What a disappointment.  his setlist wasn't what I was expecting, he had very little time to do the best songs he could've done but instead played the worst set that he could ever play. Definately a hell of alot better the first time I saw him last year. Good news though, he did *Cliffs Of Dover* with the long intro even, that was fucking awesome!  also, he did Hendrix's Love Or Confusion which I thought was cool. He had his Fiesta Red Strat. Great performance, bad setlist.

*Joe Satriani dominated!*

Impressive performance by Satch last night, words cannot describe how phenomenal he was, didn't miss one note and did 2 encores and he used a white JS, JS 1200, Chromeboy and his Super Colossal JS, no JS 7  Fantastic setlist though!

He opened with Flying In A Blue Dream, he did Mystical Potato Head Groove Thing as well off of FIABD, off Surfing, he did alot of songs! Ice 9, Always With You, Always With Me, Satch Boogie, Circles and of course Surfing With The Alien which his last song in the first encore, he did the Extremist, Cool #9, alot of his new stuff as well, Super Colossal, One Robot's Dream and Meaning Of Love. No songs off Crystal Planet  He also did Crowd Chant when he came back on stage and then ended with Summer Song. Unfuckingbelievable, Joe is my hero. 

Great show and it was worth the trip. The show ended at 11pm and I got home at 1:30. It was good night.


----------



## YYZ2112 (Apr 16, 2006)

It's been too long since my last post..... 

It was an awesome show! 2nd row and having both Joe & Eric 8-feet away from me was probably a once in a life time event. I have to agree with you shawn that Eric's setlist was awful beyond what words can words can decribe. I was happy to hear Trademark at least.... Awesome song! 

As for Joe, what can I say? Great set and everything sounded perfect. The JSX amps really did a great job capturing the classic tones from the past. He did play quite a few new songs, but the new album has been growing on me lately, so I guess that's not a bad thing. 

My friend and I paid for the backstage meet and greet thing. It was pretty cool to meet Joe and have a couple pictures taken with him. I'm not sure it was worth the price of the ticket, but 2nd row made up for that amount. 

I'm still recovering from my weekend in Boston, so I'm going to end this here and go take some advil.


----------



## Leon (Apr 16, 2006)

Satch most definitely blew EJ out of the water. i kinda wanted to see a jam, but it was still one of the greatest concerts i've ever been too, even though i was on the second balcony, about 200~300 feet away


----------



## Drew (Apr 16, 2006)

I'm just sorry I wasn't in town for this, or I'd have met you guys for a beer or two before the show (one of ym favorite bars is within spitting distance of the Berklee theater - Bukowski's, it's the little place with the "Dead Author's Club" neon sign in the window.)

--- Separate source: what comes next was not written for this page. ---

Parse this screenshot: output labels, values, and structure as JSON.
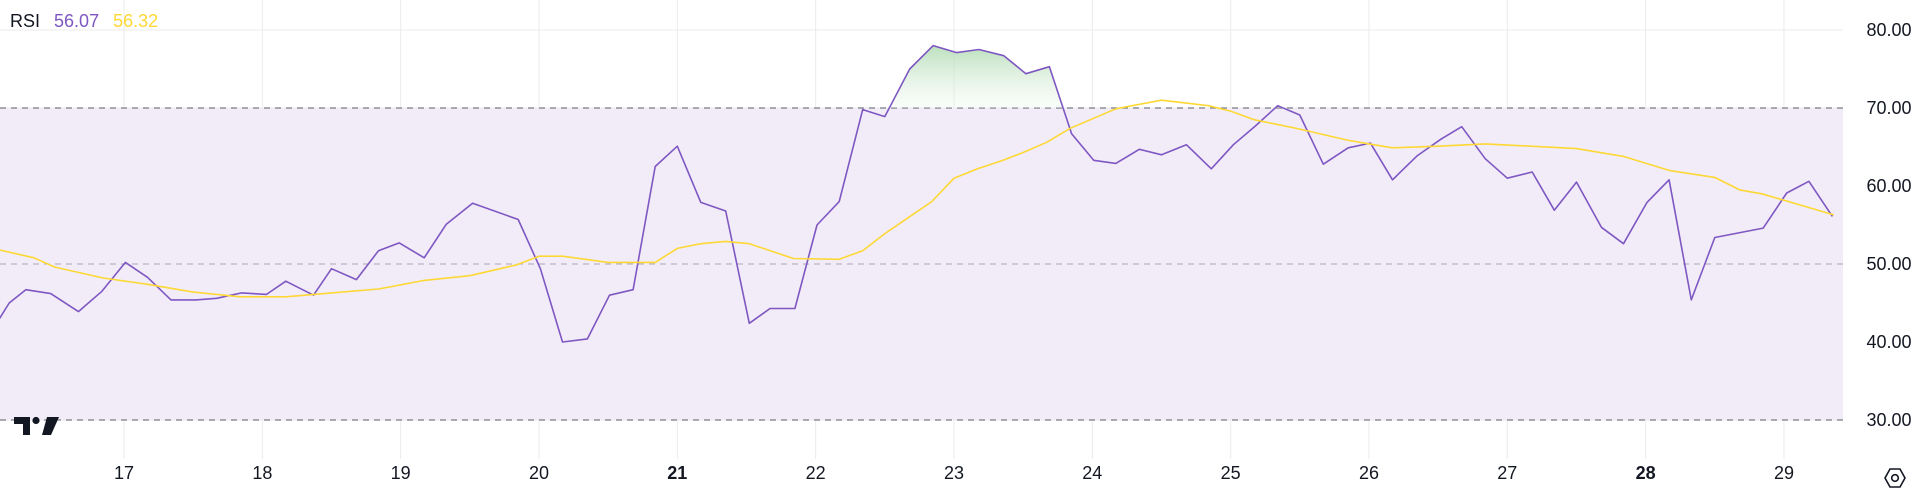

Anyway company's here, so I'm off.


----------



## Shawn (Apr 16, 2006)

Don't get me wrong, Eric Johnson was fantastic, Trademark was much better when I saw him last year, Pete. SRV wasn't as good this time, his new stuff off Bloom is what was a downer for me. Somebody yelled High Landrons, that would've been awesome if he did that.

Drew, I walked right by that place, there were alot of people there, looked like a happening place.


----------



## joeydego (Apr 18, 2006)

gonna check out the show tonight in NJ. Satch rocks!


----------



## Drew (Apr 18, 2006)

Shawn said:


> Drew, I walked right by that place, there were alot of people there, looked like a happening place.



It's a dive, Shawn, but it's the RIGHT sort of dive. 

The Pour House, right up the street, is pretty cool too, and serves up 20oz beers.


----------